O sindicato CSIF, um dos principais representantes dos funcionários públicos na Espanha, manifestou forte oposição à proposta do líder do Partido Popular (PP), Alberto Núñez Feijóo, de reduzir a remuneração de trabalhadores em licença médica. A reação ocorre após Feijóo classificar o absenteísmo laboral como um "câncer" para a economia espanhola, sugerindo que o fenômeno gera um custo superior a 30 bilhões de euros anuais e que uma parcela significativa das ausências estaria ligada a fraudes.

Segundo reportagem da Forbes España, o embate político se intensificou após Feijóo destacar que o número de pessoas que não comparecem ao trabalho diariamente saltou de 450 mil em 2018 para 1,16 milhão em 2025. O líder da oposição defendeu medidas mais rígidas, argumentando que o sistema atual permite que cidadãos se afastem sem justificativa adequada, mantendo o recebimento integral de seus salários. A resposta do governo, capitaneada pelo presidente Pedro Sánchez e pela ministra do Trabalho, Yolanda Díaz, foi imediata, classificando as sugestões como um ataque aos direitos trabalhistas conquistados.

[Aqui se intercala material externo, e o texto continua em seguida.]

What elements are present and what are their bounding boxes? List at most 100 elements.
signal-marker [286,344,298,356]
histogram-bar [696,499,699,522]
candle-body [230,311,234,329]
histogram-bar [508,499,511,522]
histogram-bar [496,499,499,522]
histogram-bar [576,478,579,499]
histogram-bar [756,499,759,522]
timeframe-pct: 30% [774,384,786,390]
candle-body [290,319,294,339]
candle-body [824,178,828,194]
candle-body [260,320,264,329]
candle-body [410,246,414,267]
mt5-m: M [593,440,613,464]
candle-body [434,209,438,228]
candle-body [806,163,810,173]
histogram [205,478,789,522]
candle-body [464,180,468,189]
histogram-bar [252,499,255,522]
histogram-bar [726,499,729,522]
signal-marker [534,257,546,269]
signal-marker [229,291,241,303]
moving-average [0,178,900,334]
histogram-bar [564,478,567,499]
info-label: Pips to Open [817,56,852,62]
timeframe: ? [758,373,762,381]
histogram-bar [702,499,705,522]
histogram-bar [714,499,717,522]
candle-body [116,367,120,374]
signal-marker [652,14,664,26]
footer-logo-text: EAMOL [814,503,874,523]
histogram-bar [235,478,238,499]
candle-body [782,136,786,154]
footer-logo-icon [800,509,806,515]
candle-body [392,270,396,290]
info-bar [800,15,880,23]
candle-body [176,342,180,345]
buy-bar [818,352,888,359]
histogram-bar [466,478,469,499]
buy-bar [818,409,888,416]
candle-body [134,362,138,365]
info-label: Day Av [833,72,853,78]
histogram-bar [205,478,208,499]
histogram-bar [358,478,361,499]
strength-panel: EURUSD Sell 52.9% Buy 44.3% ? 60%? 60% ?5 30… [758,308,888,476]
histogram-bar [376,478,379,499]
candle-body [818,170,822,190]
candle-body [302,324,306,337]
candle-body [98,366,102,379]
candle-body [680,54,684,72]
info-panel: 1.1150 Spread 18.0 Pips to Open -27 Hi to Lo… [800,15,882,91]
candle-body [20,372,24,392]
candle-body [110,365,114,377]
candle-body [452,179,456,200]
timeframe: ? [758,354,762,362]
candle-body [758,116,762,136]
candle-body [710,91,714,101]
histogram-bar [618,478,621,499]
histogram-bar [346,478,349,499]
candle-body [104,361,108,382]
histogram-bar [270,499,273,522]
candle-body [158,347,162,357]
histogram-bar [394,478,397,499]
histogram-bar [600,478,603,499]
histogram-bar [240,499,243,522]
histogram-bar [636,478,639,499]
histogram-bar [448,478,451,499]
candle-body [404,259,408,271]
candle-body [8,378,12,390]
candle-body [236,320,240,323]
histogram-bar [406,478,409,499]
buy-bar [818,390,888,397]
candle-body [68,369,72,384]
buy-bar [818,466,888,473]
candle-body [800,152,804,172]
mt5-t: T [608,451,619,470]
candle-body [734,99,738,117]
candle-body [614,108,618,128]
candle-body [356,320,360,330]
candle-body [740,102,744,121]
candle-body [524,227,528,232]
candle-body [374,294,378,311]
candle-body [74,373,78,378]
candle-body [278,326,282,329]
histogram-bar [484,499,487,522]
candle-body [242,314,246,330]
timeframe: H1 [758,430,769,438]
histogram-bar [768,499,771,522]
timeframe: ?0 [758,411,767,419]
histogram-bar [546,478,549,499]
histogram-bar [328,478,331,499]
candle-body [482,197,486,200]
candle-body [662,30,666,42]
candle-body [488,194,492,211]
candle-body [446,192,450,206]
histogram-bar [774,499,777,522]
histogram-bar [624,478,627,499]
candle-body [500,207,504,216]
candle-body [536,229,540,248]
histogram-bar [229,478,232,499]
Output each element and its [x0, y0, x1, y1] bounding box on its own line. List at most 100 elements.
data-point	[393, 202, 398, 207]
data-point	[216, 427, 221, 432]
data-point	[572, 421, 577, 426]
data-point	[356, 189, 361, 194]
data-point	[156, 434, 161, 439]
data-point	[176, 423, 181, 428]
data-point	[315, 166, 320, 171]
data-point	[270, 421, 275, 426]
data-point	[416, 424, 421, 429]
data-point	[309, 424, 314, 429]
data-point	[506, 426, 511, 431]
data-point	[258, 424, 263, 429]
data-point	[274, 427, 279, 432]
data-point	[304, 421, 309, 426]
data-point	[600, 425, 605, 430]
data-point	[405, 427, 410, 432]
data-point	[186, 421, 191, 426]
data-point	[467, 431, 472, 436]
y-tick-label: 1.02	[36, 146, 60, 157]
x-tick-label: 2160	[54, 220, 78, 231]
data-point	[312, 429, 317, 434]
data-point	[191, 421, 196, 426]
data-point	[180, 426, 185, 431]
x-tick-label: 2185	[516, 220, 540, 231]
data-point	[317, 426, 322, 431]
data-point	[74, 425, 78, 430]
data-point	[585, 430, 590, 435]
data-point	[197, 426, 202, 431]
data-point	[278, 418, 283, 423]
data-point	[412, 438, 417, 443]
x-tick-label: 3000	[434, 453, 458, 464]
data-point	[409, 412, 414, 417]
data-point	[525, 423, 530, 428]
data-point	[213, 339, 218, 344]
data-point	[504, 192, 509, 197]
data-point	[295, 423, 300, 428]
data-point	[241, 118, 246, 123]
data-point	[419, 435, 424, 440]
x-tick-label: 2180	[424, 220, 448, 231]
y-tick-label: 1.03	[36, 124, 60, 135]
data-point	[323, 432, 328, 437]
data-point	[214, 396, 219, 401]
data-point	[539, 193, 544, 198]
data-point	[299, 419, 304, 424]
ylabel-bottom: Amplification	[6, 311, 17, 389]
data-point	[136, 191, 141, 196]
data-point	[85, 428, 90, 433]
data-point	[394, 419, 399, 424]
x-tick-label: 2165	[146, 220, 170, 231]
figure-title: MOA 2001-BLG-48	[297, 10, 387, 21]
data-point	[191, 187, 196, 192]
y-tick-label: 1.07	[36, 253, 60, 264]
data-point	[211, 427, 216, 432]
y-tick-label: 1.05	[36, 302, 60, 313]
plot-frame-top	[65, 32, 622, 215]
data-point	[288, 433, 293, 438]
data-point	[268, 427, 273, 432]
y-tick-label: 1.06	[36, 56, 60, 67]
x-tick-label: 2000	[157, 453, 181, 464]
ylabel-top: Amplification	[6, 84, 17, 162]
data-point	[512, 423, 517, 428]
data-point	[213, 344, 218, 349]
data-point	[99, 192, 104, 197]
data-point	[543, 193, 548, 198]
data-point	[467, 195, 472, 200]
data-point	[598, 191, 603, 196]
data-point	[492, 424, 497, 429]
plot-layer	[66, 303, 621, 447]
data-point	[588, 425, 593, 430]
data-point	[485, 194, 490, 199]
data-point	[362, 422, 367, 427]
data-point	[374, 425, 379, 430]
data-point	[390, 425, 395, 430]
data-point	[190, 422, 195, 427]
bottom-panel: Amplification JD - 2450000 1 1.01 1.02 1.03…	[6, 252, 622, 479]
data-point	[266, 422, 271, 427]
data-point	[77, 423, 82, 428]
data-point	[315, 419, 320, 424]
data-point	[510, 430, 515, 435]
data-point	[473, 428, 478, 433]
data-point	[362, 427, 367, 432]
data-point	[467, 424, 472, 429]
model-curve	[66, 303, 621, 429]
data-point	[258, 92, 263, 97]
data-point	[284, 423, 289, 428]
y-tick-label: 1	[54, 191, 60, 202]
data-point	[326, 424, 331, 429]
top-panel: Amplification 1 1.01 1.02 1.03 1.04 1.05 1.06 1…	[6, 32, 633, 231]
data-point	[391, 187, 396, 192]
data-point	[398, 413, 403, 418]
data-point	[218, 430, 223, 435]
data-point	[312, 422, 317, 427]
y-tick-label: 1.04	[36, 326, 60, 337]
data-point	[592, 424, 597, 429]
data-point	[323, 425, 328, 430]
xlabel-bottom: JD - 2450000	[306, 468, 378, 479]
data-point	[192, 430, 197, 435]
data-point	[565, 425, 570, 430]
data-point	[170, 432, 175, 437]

A distinção entre saúde e fraude

O ponto central da argumentação do CSIF reside na necessidade de separar tecnicamente o absenteísmo injustificado de casos reais de incapacidade temporária. O sindicato enfatiza que a licença médica é um direito fundamental e não pode ser tratada como um privilégio ou, tampouco, confundida com condutas ilícitas. A organização alerta que a retórica de cortes indiscriminados ignora a complexidade da saúde física e mental dos trabalhadores, que enfrentam um cenário de envelhecimento populacional acelerado.

Para o sindicato, o foco do debate público deveria estar na qualidade do sistema de saúde. Ao invés de penalizar o trabalhador doente, o CSIF propõe que o governo concentre esforços em reduzir as longas listas de espera e em ampliar a proteção à saúde mental, fatores que, segundo a entidade, contribuem diretamente para o tempo de recuperação e retorno ao trabalho. A leitura aqui é que a pressão sobre o sistema de licenças é um sintoma de um sistema de saúde sobrecarregado, e não apenas uma falha de caráter ou comportamento do servidor.

O mecanismo do absenteísmo

Do ponto de vista dos incentivos, o debate coloca em xeque a autonomia dos médicos e a gestão das administrações públicas. Feijóo sugere que qualquer taxa de absenteísmo acima de 4% ou 5% carrega um alto componente de fraude, uma afirmação que os sindicatos refutam ao lembrar que os acordos coletivos e convenções de trabalho possuem força de lei e que mecanismos de sanção já existem para coibir abusos. A tensão reside, portanto, na governança desses afastamentos e na confiança depositada no diagnóstico clínico.

O modelo atual de gestão de pessoal na Espanha enfrenta um desafio de escala. A administração pública, ao ser apontada como um dos focos do problema pelo PP, vê-se em uma posição defensiva. O mecanismo proposto pelo sindicato é o de reforço institucional: investir em medicina do trabalho e em processos de fiscalização que não prejudiquem o trabalhador que realmente necessita de repouso. A divergência é, essencialmente, sobre se o problema é de ordem moral e disciplinar ou de capacidade operacional do Estado.

Implicações para o setor público

As implicações dessa disputa são profundas para a relação entre Estado e funcionalismo. Se a proposta de redução salarial ganhar tração política, o clima de instabilidade nas repartições públicas pode se agravar, afetando a retenção de talentos e a produtividade. Para o governo, o desafio é equilibrar as contas públicas — pressionadas pelos custos das licenças — sem alienar uma base eleitoral e de servidores que vê na proteção social um pilar inegociável.

Paralelos podem ser traçados com outros países europeus que lidam com o envelhecimento de suas forças de trabalho. A tendência de buscar soluções punitivas para problemas estruturais de saúde é um ponto de atenção recorrente em debates sobre reformas previdenciárias. O desfecho dessa crise espanhola servirá de termômetro para a viabilidade de políticas de austeridade que tocam diretamente na remuneração de trabalhadores em momentos de vulnerabilidade.

Perspectivas futuras

O que permanece incerto é como o diálogo entre o governo e a oposição poderá evoluir diante de números tão distintos de interpretação sobre o custo do absenteísmo. A questão central para os próximos meses será determinar se haverá uma reforma técnica nos processos de perícia médica ou se o debate permanecerá no campo da retórica política de confronto.

Analistas devem observar se o governo adotará medidas de modernização da gestão de pessoal ou se o clima de polarização impedirá qualquer reforma estrutural. A estabilidade das relações laborais no setor público espanhol dependerá da capacidade das partes em encontrar um denominador comum que respeite a segurança jurídica dos trabalhadores sem ignorar as pressões orçamentárias.